Äthiopische Regierung: Humanitäre Hilfe für Tigray unterwegs

Frankfurt a.M./Genf (epd). Die äthiopische Regierung hat nach eigenen Angaben Dutzende Hilfskonvois in die umkämpfte Region Tigray geschickt. Berichte, wonach wegen anhaltender Kämpfe keine humanitäre Hilfe geleistet werden könne, seien falsch, teilte das Büro von Ministerpräsident Abiy Ahmed am Freitag mit. Ein Sprecher des UN-Flüchtlingshilfswerks UNHCR erklärte dagegen in Genf, seine Organisation habe weiter keinen Zugang zu der Region im Norden des Landes.

Laut der Regierung wurden diese Woche 89 Lastwagen mit Lebensmitteln und medizinischem Material in verschiedene Städte und Gegenden von Tigray geschickt. Rund 30 Lastwagen seien bereits in der Regionalhauptstadt Mekele angekommen. Drei weitere Lieferungen mit medizinischem Material würden in Kürze erwartet. Die Regierung räumte sporadische Schusswechsel ein, betonte jedoch, die aktiven Kämpfe seien zu Ende.
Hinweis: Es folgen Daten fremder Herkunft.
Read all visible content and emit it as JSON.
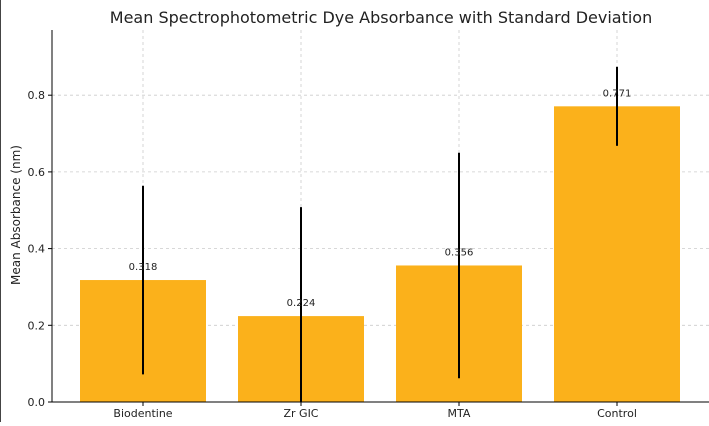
{
  "chart_data": {
    "type": "bar",
    "title": "Mean Spectrophotometric Dye Absorbance with Standard Deviation",
    "xlabel": "",
    "ylabel": "Mean Absorbance (nm)",
    "categories": [
      "Biodentine",
      "Zr GIC",
      "MTA",
      "Control"
    ],
    "values": [
      0.318,
      0.224,
      0.356,
      0.771
    ],
    "value_labels": [
      "0.318",
      "0.224",
      "0.356",
      "0.771"
    ],
    "error": [
      0.246,
      0.284,
      0.294,
      0.103
    ],
    "ylim": [
      0,
      0.97
    ],
    "yticks": [
      0.0,
      0.2,
      0.4,
      0.6,
      0.8
    ],
    "ytick_labels": [
      "0.0",
      "0.2",
      "0.4",
      "0.6",
      "0.8"
    ],
    "grid": true,
    "colors": {
      "bar": "#fbb11b",
      "error_bar": "#000000",
      "grid": "#cccccc"
    }
  }
}
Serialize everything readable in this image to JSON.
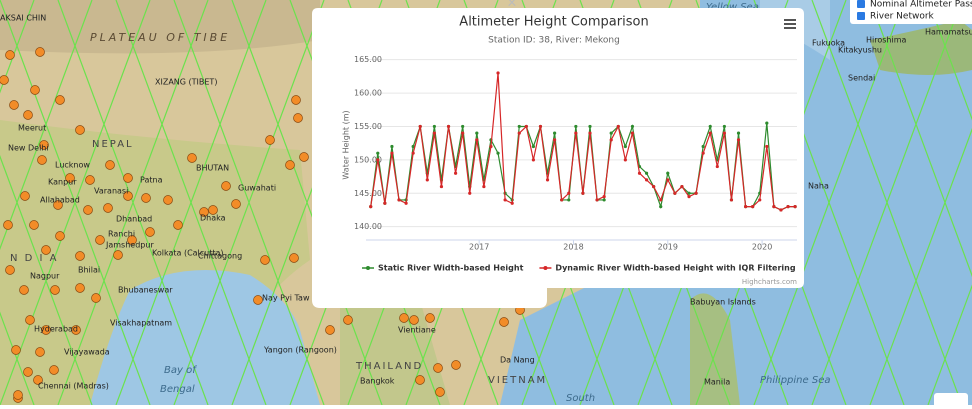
{
  "map": {
    "labels": [
      "PLATEAU OF TIBE",
      "AKSAI CHIN",
      "XIZANG (TIBET)",
      "NEPAL",
      "BHUTAN",
      "New Delhi",
      "Meerut",
      "Lucknow",
      "Kanpur",
      "Allahabad",
      "Varanasi",
      "Patna",
      "Guwahati",
      "Dhanbad",
      "Ranchi",
      "Jamshedpur",
      "Kolkata (Calcutta)",
      "Dhaka",
      "Chittagong",
      "Bhubaneswar",
      "N D I A",
      "Nagpur",
      "Bhilai",
      "Visakhapatnam",
      "Hyderabad",
      "Vijayawada",
      "Chennai (Madras)",
      "Bay of",
      "Bengal",
      "Nay Pyi Taw",
      "Yangon (Rangoon)",
      "Vientiane",
      "Da Nang",
      "THAILAND",
      "Bangkok",
      "VIETNAM",
      "South",
      "Manila",
      "Philippine Sea",
      "Babuyan Islands",
      "Naha",
      "Sendai",
      "Fukuoka",
      "Kitakyushu",
      "Hiroshima",
      "Hamamatsu",
      "Yellow Sea"
    ]
  },
  "layers": {
    "items": [
      "Nominal Altimeter Pass",
      "River Network"
    ]
  },
  "popup": {
    "close": "×",
    "credit": "Highcharts.com"
  },
  "chart_data": {
    "type": "line",
    "title": "Altimeter Height Comparison",
    "subtitle": "Station ID: 38, River: Mekong",
    "y_label": "Water Height (m)",
    "x": [
      2015.85,
      2015.925,
      2016.0,
      2016.075,
      2016.15,
      2016.225,
      2016.3,
      2016.375,
      2016.45,
      2016.525,
      2016.6,
      2016.675,
      2016.75,
      2016.825,
      2016.9,
      2016.975,
      2017.05,
      2017.125,
      2017.2,
      2017.275,
      2017.35,
      2017.425,
      2017.5,
      2017.575,
      2017.65,
      2017.725,
      2017.8,
      2017.875,
      2017.95,
      2018.025,
      2018.1,
      2018.175,
      2018.25,
      2018.325,
      2018.4,
      2018.475,
      2018.55,
      2018.625,
      2018.7,
      2018.775,
      2018.85,
      2018.925,
      2019.0,
      2019.075,
      2019.15,
      2019.225,
      2019.3,
      2019.375,
      2019.45,
      2019.525,
      2019.6,
      2019.675,
      2019.75,
      2019.825,
      2019.9,
      2019.975,
      2020.05,
      2020.125,
      2020.2,
      2020.275,
      2020.35
    ],
    "series": [
      {
        "name": "Static River Width-based Height",
        "color": "#2e8b2e",
        "values": [
          143,
          151,
          143.5,
          152,
          144,
          144,
          152,
          155,
          148,
          155,
          147,
          155,
          149,
          155,
          146,
          154,
          147,
          153,
          151,
          145,
          144,
          155,
          155,
          152,
          155,
          148,
          154,
          144,
          144,
          155,
          145,
          155,
          144,
          144,
          154,
          155,
          152,
          155,
          149,
          148,
          146,
          143,
          148,
          145,
          146,
          145,
          145,
          152,
          155,
          150,
          155,
          144,
          154,
          143,
          143,
          145,
          155.5,
          143,
          142.5,
          143,
          143
        ]
      },
      {
        "name": "Dynamic River Width-based Height with IQR Filtering",
        "color": "#d62728",
        "values": [
          143,
          150,
          143.5,
          151,
          144,
          143.5,
          151,
          155,
          147,
          154,
          146,
          155,
          148,
          154,
          145,
          153,
          146,
          152,
          163,
          144,
          143.5,
          154,
          155,
          150,
          155,
          147,
          153,
          144,
          145,
          154,
          145,
          154,
          144,
          144.5,
          153,
          155,
          150,
          154,
          148,
          147,
          146,
          144,
          147,
          145,
          146,
          144.5,
          145,
          151,
          154,
          149,
          154,
          144,
          153,
          143,
          143,
          144,
          152,
          143,
          142.5,
          143,
          143
        ]
      }
    ],
    "xlim": [
      2015.8,
      2020.37
    ],
    "xticks": [
      2017,
      2018,
      2019,
      2020
    ],
    "ylim": [
      138.6,
      166
    ],
    "yticks": [
      {
        "value": 140,
        "label": "140.00"
      },
      {
        "value": 145,
        "label": "145.00"
      },
      {
        "value": 150,
        "label": "150.00"
      },
      {
        "value": 155,
        "label": "155.00"
      },
      {
        "value": 160,
        "label": "160.00"
      },
      {
        "value": 165,
        "label": "165.00"
      }
    ],
    "grid": true,
    "legend": "bottom"
  }
}
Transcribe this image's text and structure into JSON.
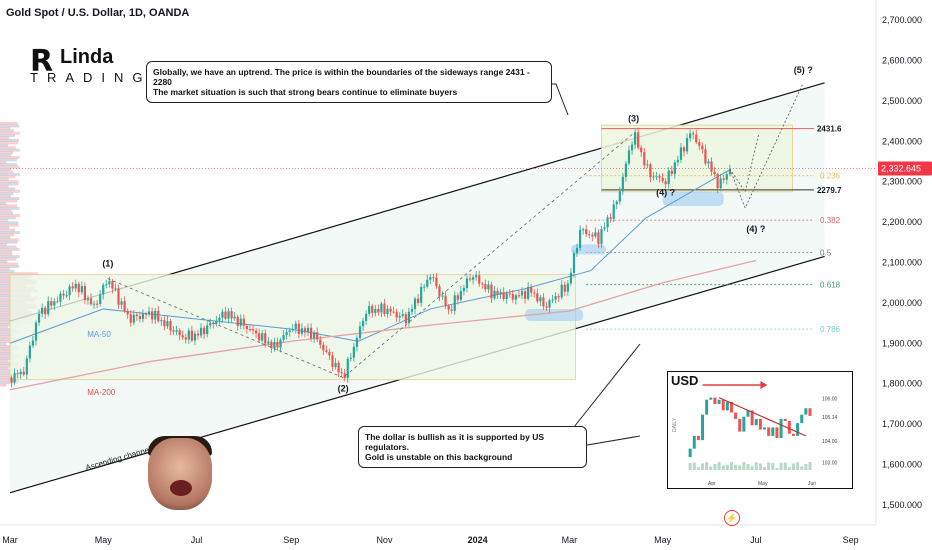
{
  "header": {
    "title": "Gold Spot / U.S. Dollar, 1D, OANDA"
  },
  "brand": {
    "logo_r": "R",
    "logo_inda": "Linda",
    "logo_trading": "TRADING"
  },
  "callouts": {
    "top_line1": "Globally, we have an uptrend. The price is within the boundaries of the sideways range 2431 - 2280",
    "top_line2": "The market situation is such that strong bears continue to eliminate buyers",
    "bottom_line1": "The dollar is bullish as it is supported by US regulators.",
    "bottom_line2": "Gold is unstable on this background"
  },
  "colors": {
    "up": "#26a69a",
    "down": "#ef5350",
    "price_tag": "#f23645",
    "ma50": "#5b9bd5",
    "ma200": "#e5a3a3"
  },
  "chart_data": {
    "type": "candlestick",
    "instrument": "Gold Spot / U.S. Dollar",
    "timeframe": "1D",
    "source": "OANDA",
    "ylim": [
      1450,
      2750
    ],
    "yticks": [
      1500,
      1600,
      1700,
      1800,
      1900,
      2000,
      2100,
      2200,
      2300,
      2400,
      2500,
      2600,
      2700
    ],
    "ytick_labels": [
      "1,500.000",
      "1,600.000",
      "1,700.000",
      "1,800.000",
      "1,900.000",
      "2,000.000",
      "2,100.000",
      "2,200.000",
      "2,300.000",
      "2,400.000",
      "2,500.000",
      "2,600.000",
      "2,700.000"
    ],
    "xlim": [
      "2023-03-01",
      "2024-09-15"
    ],
    "xticks": [
      {
        "date": "2023-03-01",
        "label": "Mar"
      },
      {
        "date": "2023-05-01",
        "label": "May"
      },
      {
        "date": "2023-07-01",
        "label": "Jul"
      },
      {
        "date": "2023-09-01",
        "label": "Sep"
      },
      {
        "date": "2023-11-01",
        "label": "Nov"
      },
      {
        "date": "2024-01-01",
        "label": "2024"
      },
      {
        "date": "2024-03-01",
        "label": "Mar"
      },
      {
        "date": "2024-05-01",
        "label": "May"
      },
      {
        "date": "2024-07-01",
        "label": "Jul"
      },
      {
        "date": "2024-09-01",
        "label": "Sep"
      }
    ],
    "price_path": [
      [
        "2023-03-01",
        1815
      ],
      [
        "2023-03-10",
        1830
      ],
      [
        "2023-03-20",
        1975
      ],
      [
        "2023-04-05",
        2020
      ],
      [
        "2023-04-13",
        2045
      ],
      [
        "2023-04-25",
        1990
      ],
      [
        "2023-05-04",
        2060
      ],
      [
        "2023-05-18",
        1960
      ],
      [
        "2023-06-01",
        1975
      ],
      [
        "2023-06-22",
        1915
      ],
      [
        "2023-07-01",
        1920
      ],
      [
        "2023-07-20",
        1975
      ],
      [
        "2023-08-01",
        1945
      ],
      [
        "2023-08-21",
        1890
      ],
      [
        "2023-09-01",
        1940
      ],
      [
        "2023-09-15",
        1925
      ],
      [
        "2023-10-05",
        1815
      ],
      [
        "2023-10-20",
        1980
      ],
      [
        "2023-11-01",
        1985
      ],
      [
        "2023-11-15",
        1960
      ],
      [
        "2023-12-01",
        2070
      ],
      [
        "2023-12-13",
        1980
      ],
      [
        "2023-12-28",
        2070
      ],
      [
        "2024-01-10",
        2025
      ],
      [
        "2024-01-25",
        2015
      ],
      [
        "2024-02-05",
        2030
      ],
      [
        "2024-02-14",
        1990
      ],
      [
        "2024-02-29",
        2045
      ],
      [
        "2024-03-08",
        2180
      ],
      [
        "2024-03-20",
        2160
      ],
      [
        "2024-04-01",
        2250
      ],
      [
        "2024-04-12",
        2420
      ],
      [
        "2024-04-22",
        2320
      ],
      [
        "2024-05-03",
        2300
      ],
      [
        "2024-05-20",
        2425
      ],
      [
        "2024-06-07",
        2290
      ],
      [
        "2024-06-14",
        2332.645
      ]
    ],
    "last_price": 2332.645,
    "last_price_label": "2,332.645",
    "range": {
      "high": 2431.6,
      "low": 2279.7,
      "high_label": "2431.6",
      "low_label": "2279.7"
    },
    "fib_levels": [
      {
        "label": "0.236",
        "value": 2315
      },
      {
        "label": "0.382",
        "value": 2205
      },
      {
        "label": "0.5",
        "value": 2125
      },
      {
        "label": "0.618",
        "value": 2045
      },
      {
        "label": "0.786",
        "value": 1935
      }
    ],
    "waves": [
      {
        "label": "(1)",
        "date": "2023-05-04",
        "value": 2060,
        "position": "above"
      },
      {
        "label": "(2)",
        "date": "2023-10-05",
        "value": 1815,
        "position": "below"
      },
      {
        "label": "(3)",
        "date": "2024-04-12",
        "value": 2420,
        "position": "above"
      },
      {
        "label": "(4) ?",
        "date": "2024-05-03",
        "value": 2300,
        "position": "below"
      },
      {
        "label": "(4) ?",
        "date": "2024-07-01",
        "value": 2210,
        "position": "below"
      },
      {
        "label": "(5) ?",
        "date": "2024-08-01",
        "value": 2540,
        "position": "above"
      }
    ],
    "channel": {
      "label": "Ascending channel",
      "upper": [
        [
          "2023-03-01",
          1955
        ],
        [
          "2024-08-15",
          2545
        ]
      ],
      "lower": [
        [
          "2023-03-01",
          1530
        ],
        [
          "2024-08-15",
          2115
        ]
      ]
    },
    "ma_labels": {
      "ma50": "MA-50",
      "ma200": "MA-200"
    },
    "inset": {
      "title": "USD",
      "side_label": "DAILY",
      "xtick_labels": [
        "Apr",
        "May",
        "Jun"
      ],
      "ytick_labels": [
        "106.00",
        "105.14",
        "104.00",
        "103.00"
      ],
      "ylim": [
        102.5,
        106.5
      ],
      "values": [
        103.2,
        103.6,
        104.2,
        104.0,
        105.2,
        105.9,
        106.0,
        105.7,
        105.9,
        105.4,
        105.8,
        105.3,
        105.0,
        104.4,
        105.1,
        105.4,
        104.7,
        105.0,
        104.5,
        104.6,
        104.2,
        104.6,
        104.1,
        105.0,
        104.9,
        104.3,
        104.2,
        104.8,
        105.2,
        105.5,
        105.14
      ]
    }
  }
}
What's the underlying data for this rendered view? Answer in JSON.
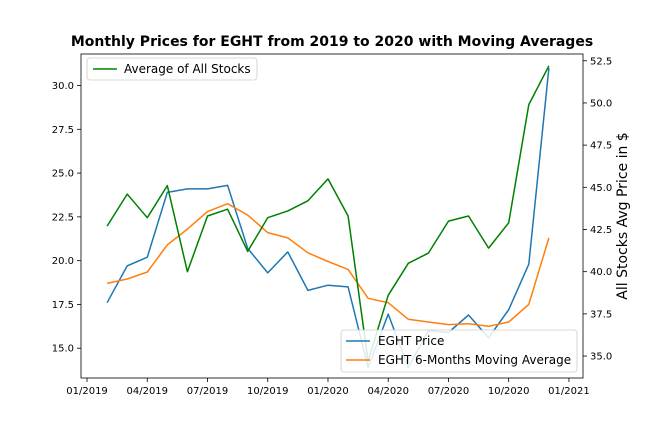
{
  "chart_data": {
    "type": "line",
    "title": "Monthly Prices for EGHT from 2019 to 2020 with Moving Averages",
    "xlabel": "",
    "ylabel": "",
    "y2label": "All Stocks Avg Price in $",
    "x_ticks": [
      "01/2019",
      "04/2019",
      "07/2019",
      "10/2019",
      "01/2020",
      "04/2020",
      "07/2020",
      "10/2020",
      "01/2021"
    ],
    "dates": [
      "2019-02",
      "2019-03",
      "2019-04",
      "2019-05",
      "2019-06",
      "2019-07",
      "2019-08",
      "2019-09",
      "2019-10",
      "2019-11",
      "2019-12",
      "2020-01",
      "2020-02",
      "2020-03",
      "2020-04",
      "2020-05",
      "2020-06",
      "2020-07",
      "2020-08",
      "2020-09",
      "2020-10",
      "2020-11",
      "2020-12"
    ],
    "ylim": [
      13.3,
      31.8
    ],
    "y_ticks": [
      15.0,
      17.5,
      20.0,
      22.5,
      25.0,
      27.5,
      30.0
    ],
    "y2lim": [
      33.7,
      52.9
    ],
    "y2_ticks": [
      35.0,
      37.5,
      40.0,
      42.5,
      45.0,
      47.5,
      50.0,
      52.5
    ],
    "series": [
      {
        "name": "EGHT Price",
        "axis": "left",
        "color": "#1f77b4",
        "values": [
          17.6,
          19.7,
          20.2,
          23.9,
          24.1,
          24.1,
          24.3,
          20.7,
          19.3,
          20.5,
          18.3,
          18.6,
          18.5,
          13.9,
          16.95,
          13.9,
          16.0,
          15.9,
          16.9,
          15.6,
          17.2,
          19.8,
          31.0
        ]
      },
      {
        "name": "EGHT 6-Months Moving Average",
        "axis": "left",
        "color": "#ff7f0e",
        "values": [
          18.7,
          18.95,
          19.35,
          20.9,
          21.8,
          22.8,
          23.25,
          22.6,
          21.6,
          21.3,
          20.45,
          19.95,
          19.5,
          17.85,
          17.6,
          16.65,
          16.5,
          16.35,
          16.4,
          16.25,
          16.5,
          17.5,
          21.3
        ]
      },
      {
        "name": "Average of All Stocks",
        "axis": "right",
        "color": "#008000",
        "values": [
          42.7,
          44.6,
          43.2,
          45.1,
          40.0,
          43.3,
          43.7,
          41.2,
          43.2,
          43.6,
          44.2,
          45.5,
          43.3,
          34.7,
          38.6,
          40.5,
          41.1,
          43.0,
          43.3,
          41.4,
          42.9,
          49.9,
          52.2
        ]
      }
    ],
    "legend_left_position": "upper-right",
    "legend_right_position": "upper-left",
    "grid": false
  }
}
Weil unabhängige Berichte über die Lage fehlen, wächst international die Sorge. 

Den Vereinten Nationen zufolge ist die Situation in Tigray weiter kritisch. Schätzungen zufolge sind nahezu 50.000 Menschen vor der Gewalt aus Äthiopien geflüchtet. Bis zu 500 Personen überquerten die Grenze zum Nachbarland Sudan jeden Tag, teilte UNHCR-Sprecher Babar Baloch in Genf mit. Einige der Flüchtlinge hätten erschütternde Erlebnisse berichtet, nach denen bewaffnete Gruppen sie auf der Flucht ausgeraubt hätten. Die Menschen seien schwach und erschöpft nach einer teils wochenlangen Flucht.

Die UN fordern seit Wochen von der äthiopischen Regierung, den uneingeschränkten Zugang für internationale Helfer zu der Region zu garantieren. Das International Rescue Committee (IRC) teilte am Donnerstag in New York mit, ein Mitarbeiter sei in einem Flüchtlingslager nahe der Stadt Shire getötet worden. Zu den genauen Umständen konnte die Organisation noch keine Angaben machen. Am Dienstag hatte es bereits Berichte gegeben, wonach ein UN-Sicherheitsteam beim Versuch, ein Flüchtlingslager in Tigray zu besuchen, beschossen wurde.

Die Armee der äthiopischen Regierung und die Volksbefreiungsfront von Tigray (TPLF), die die Region bisher kontrollierte, lieferten sich seit Anfang November heftige Kämpfe um die Kontrolle von Tigray. Die Regierung hatte am Montag den Sieg über die TPLF erklärt. Hintergrund des Konflikts ist ein Kampf um Macht und Einfluss, nicht nur in Tigray, sondern auch in der Zentralregierung. Die Tigray-Minderheit hatte im Vielvölkerstaat lange Zeit eine entscheidende Stellung in Politik und Armee, seit dem Machtantritt von Ministerpräsident Abiy Ahmed 2018 hat sie an Einfluss verloren.